Saturday, December 31, 2005

St. John the Baptist, Kansas City, Missouri

St. John the Baptist, in the Pendleton Heights neighborhood at 531 Garfield, is no more. In its building is the Don Bosco center of Kansas City (no, the place wasn't crawling with Salesian priests).

Judging from its location, St. John the Baptist was probably folded into Assumption/St. Anthony's, which we'll look at tomorrow. As you can see from the photo, the closure involved no great loss of an architectural treasure. No cornerstone was apparent.

If there was ever a beautiful church at this site, it's obviously been torn down.
In fact, the good people of St. John the Baptist, if they did indeed get moved to Assumption/St. Anthony, landed in a place much more suitable for Catholic worship.

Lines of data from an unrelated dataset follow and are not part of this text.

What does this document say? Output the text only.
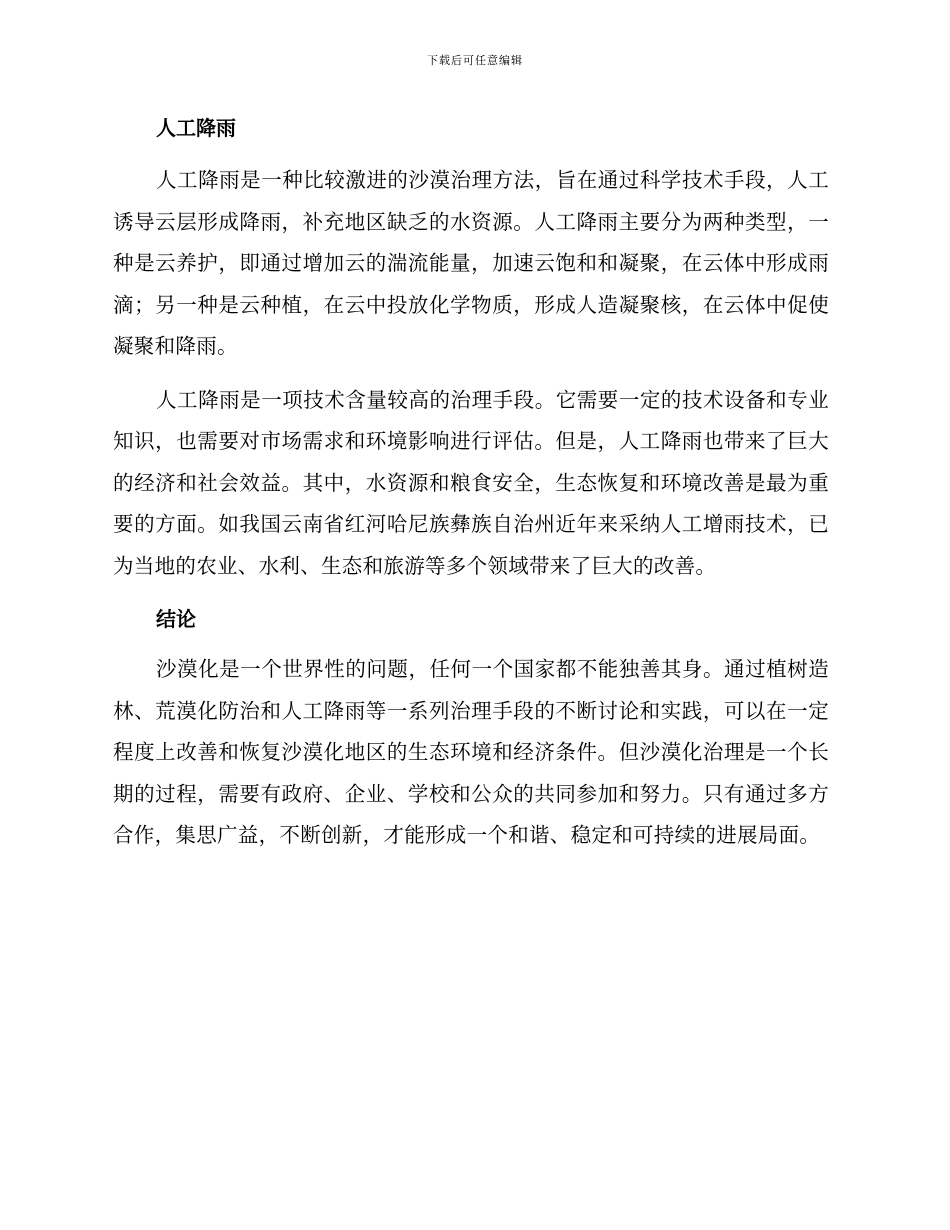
下载后可任意编辑
人工降雨

人工降雨是一种比较激进的沙漠治理方法，旨在通过科学技术手段，人工诱导云层形成降雨，补充地区缺乏的水资源。人工降雨主要分为两种类型，一种是云养护，即通过增加云的湍流能量，加速云饱和和凝聚，在云体中形成雨滴；另一种是云种植，在云中投放化学物质，形成人造凝聚核，在云体中促使凝聚和降雨。

人工降雨是一项技术含量较高的治理手段。它需要一定的技术设备和专业知识，也需要对市场需求和环境影响进行评估。但是，人工降雨也带来了巨大的经济和社会效益。其中，水资源和粮食安全，生态恢复和环境改善是最为重要的方面。如我国云南省红河哈尼族彝族自治州近年来采纳人工增雨技术，已为当地的农业、水利、生态和旅游等多个领域带来了巨大的改善。

结论

沙漠化是一个世界性的问题，任何一个国家都不能独善其身。通过植树造林、荒漠化防治和人工降雨等一系列治理手段的不断讨论和实践，可以在一定程度上改善和恢复沙漠化地区的生态环境和经济条件。但沙漠化治理是一个长期的过程，需要有政府、企业、学校和公众的共同参加和努力。只有通过多方合作，集思广益，不断创新，才能形成一个和谐、稳定和可持续的进展局面。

When I do get more time in This Far by Faith, we'll all know more.


UPDATE FEBRUARY 19, 2006.
The parish was founded in 1882, and the original church was built immediately at 1436 Independence Avenue. There was an addition of 32 feet to the nave (at a cost of $2300. In 1913, the original church was renovated, and it was frescoed by the O.J. Kover company after 1915. As populations shifted, most of the folks were living east of the Paseo. In 1954, the original church, shown below, was closed, and eventually, it was torn down in a widening of the Paseo. The parish met in the school chapel at the site shown above, and in 1959, the school gym was converted into the church (those of you who said, "Oh boy, another church that looks like a gym," as you were reading above, there you have it.

The parish was struggling to make ends meet, and the parish was partially depopulated in the mid-1960s by the construction of the Osteopathic Hospital (causing 200 families to leave when their homes, over four square blocks, were cleared) and the Garfield Urban Renewal Project, werein 10 percent of the dwellings in the parish north of Independence Avenue were condemned and razed. The church was renovated in 1968 to better reflect the Spirit of Vatican II. In 1991, the parish was supressed and the parishioners were sent to the new Queen of Peace parish at the old St. Stephen's site. The parish complex was sold to the Don Bosco Center for $350,000.

1 comment:

Mary C said...

My family home was one of "10 percent of the dwellings in the parish north of Independence Avenue" that "were condemned and razed". I was born in the neighborhood in 1942 and my father and family were forced out of our home in 1965 by The Garfield Urban Renewal Project. My father was a practicing family doctor who took care of poor families, no matter whether they were white, black or Hispanic. He took excellent care of his patients.